1. Dijktra's algorithm being greedy, it first finds the minimum distance vertex C from the source vertex A greedily and assigns the distance d[C] (from vertex A) to the weight of the edge AC.
2. The underlying assumption is that since C was picked first, there is no other vertex V in the graph s.t. w(AV) < w(AC), otherwise V would have been picked instead of C, by the algorithm.
3. Since by above logic, w(AC) <= w(AV), for all vertex V different from the vertices A and C. Now, clearly any other path P that starts from A and ends in C, going through V , i.e., the path P = A -> V -> ... -> C, will be longer in length (>= 2) and total cost of the path P will be sum of the edges on it, i.e., cost(P) >= w(AV) >= w(AC), assuming all edges on P have non-negative weights, so that C can be safely removed from the queue Q, since d[C] can never get smaller / relaxed further under this assumption.
4. Obviously, the above assumption does not hold when some.edge on P is negative, in a which case d[C] may decrease further, but the algorithm can't take care of this scenario, since by that time it has removed C from the queue Q.

The other answers so far demonstrate pretty well why Dijkstra's algorithm cannot handle negative weights on paths.

But the question itself is maybe based on a wrong understanding of the weight of paths.
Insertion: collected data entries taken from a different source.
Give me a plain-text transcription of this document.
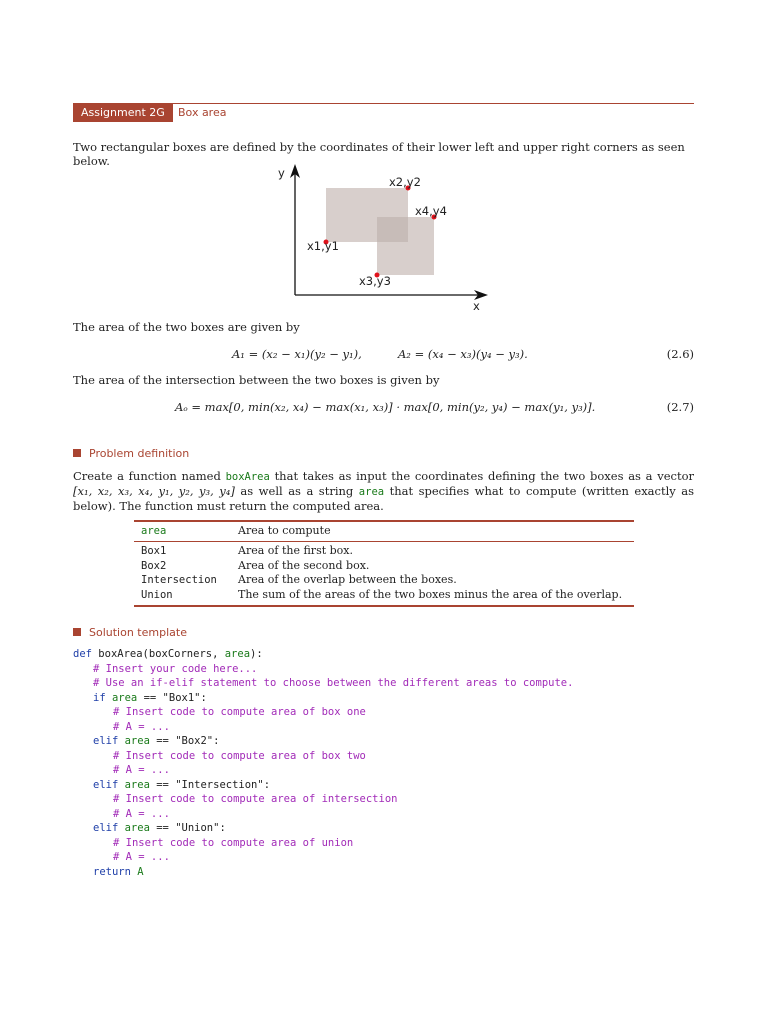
Assignment 2G	Box area
Two rectangular boxes are defined by the coordinates of their lower left and upper right corners as seen below.
y
x
x2,y2
x4,y4
x1,y1
x3,y3
The area of the two boxes are given by
A₁ = (x₂ − x₁)(y₂ − y₁),	A₂ = (x₄ − x₃)(y₄ − y₃).	(2.6)
The area of the intersection between the two boxes is given by
Aₒ = max[0, min(x₂, x₄) − max(x₁, x₃)] · max[0, min(y₂, y₄) − max(y₁, y₃)].	(2.7)
Problem definition
Create a function named boxArea that takes as input the coordinates defining the two boxes as a vector [x₁, x₂, x₃, x₄, y₁, y₂, y₃, y₄] as well as a string area that specifies what to compute (written exactly as below). The function must return the computed area.
area	Area to compute
Box1	Area of the first box.
Box2	Area of the second box.
Intersection	Area of the overlap between the boxes.
Union	The sum of the areas of the two boxes minus the area of the overlap.
Solution template
def boxArea(boxCorners, area):
# Insert your code here...
# Use an if-elif statement to choose between the different areas to compute.
if area == "Box1":
# Insert code to compute area of box one
# A = ...
elif area == "Box2":
# Insert code to compute area of box two
# A = ...
elif area == "Intersection":
# Insert code to compute area of intersection
# A = ...
elif area == "Union":
# Insert code to compute area of union
# A = ...
return A
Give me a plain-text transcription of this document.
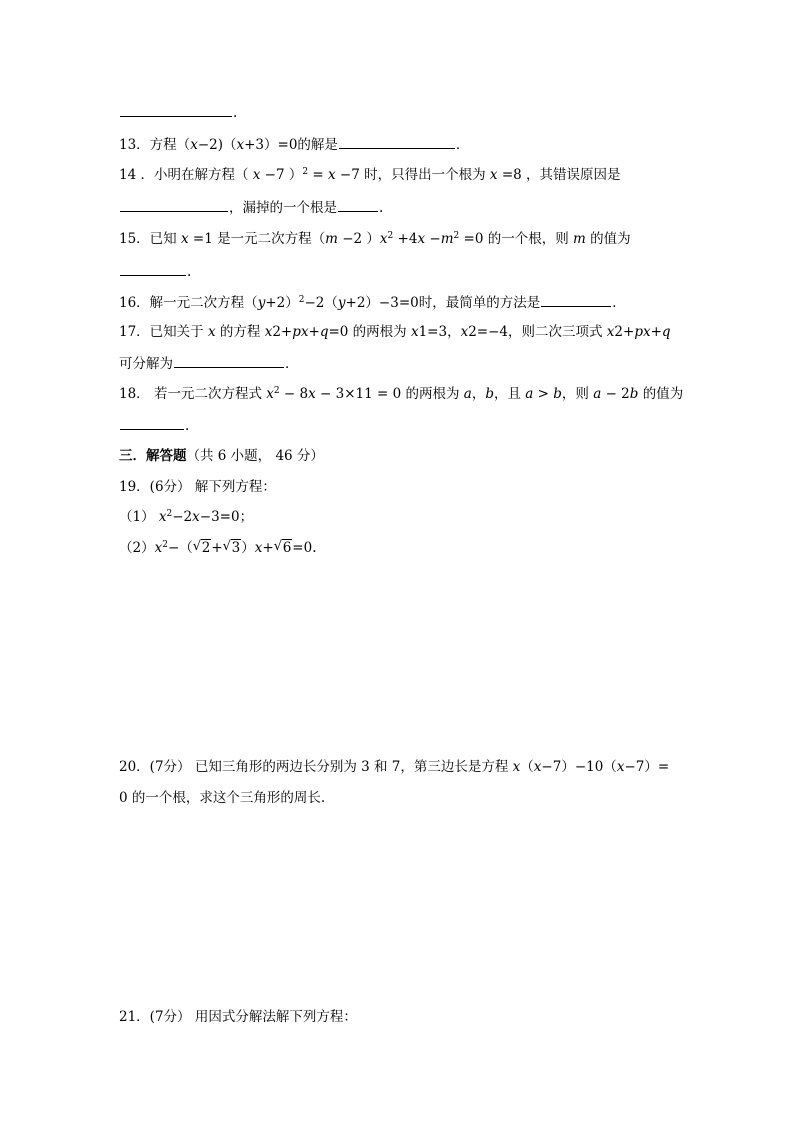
.
13．方程（x−2)（x+3）=0的解是	．
14 ．小明在解方程（ x −7 ）$^2$ = x −7 时，只得出一个根为 x =8 ，其错误原因是
，漏掉的一个根是	.
15．已知 x =1 是一元二次方程（m −2 ）$x^2 +4x -m^2 =0$ 的一个根，则 m 的值为
.
16．解一元二次方程$(y+2)^2-2(y+2)-3=0$时，最简单的方法是	．
17．已知关于 x 的方程 x2+px+q=0 的两根为 x1=3，x2=−4，则二次三项式 x2+px+q
可分解为	．
18． 若一元二次方程式 $x^2 - 8x - 3\times 11 = 0$ 的两根为 a，b，且 a > b，则 a − 2b 的值为
.
三．解答题（共 6 小题， 46 分）
19．(6分） 解下列方程：
（1） $x^2-2x-3=0$；
$(2)x^2-(√$ 2+√ 3）x+√ 6=0.
20．(7分） 已知三角形的两边长分别为 3 和 7，第三边长是方程 x（x−7）−10（x−7）=
0 的一个根，求这个三角形的周长.
21．(7分） 用因式分解法解下列方程：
If negative weights on paths would be allowed in pathfinding algorithms in general, then you would get permanent loops that would not stop.

Consider this:

A  <- 5 ->  B  <- (-1) ->  C <- 5 -> D

What is the optimal path between A and D?

Any pathfinding algorithm would have to continuously loop between B and C because doing so would reduce the weight of the total path. So allowing negative weights for a connection would render any pathfindig algorithm moot, maybe except if you limit each connection to be used only once.

So, to explain this in more detail, consider the following paths and weights:

Path               | Total weight
ABCD               | 9
ABCBCD             | 7
ABCBCBCD           | 5
ABCBCBCBCD         | 3
ABCBCBCBCBCD       | 1
ABCBCBCBCBCBCD     | -1
...

So, what's the perfect path? Any time the algorithm adds a BC step, it reduces the total weight by 2.

So the optimal path is A (BC) D with the BC part being looped forever.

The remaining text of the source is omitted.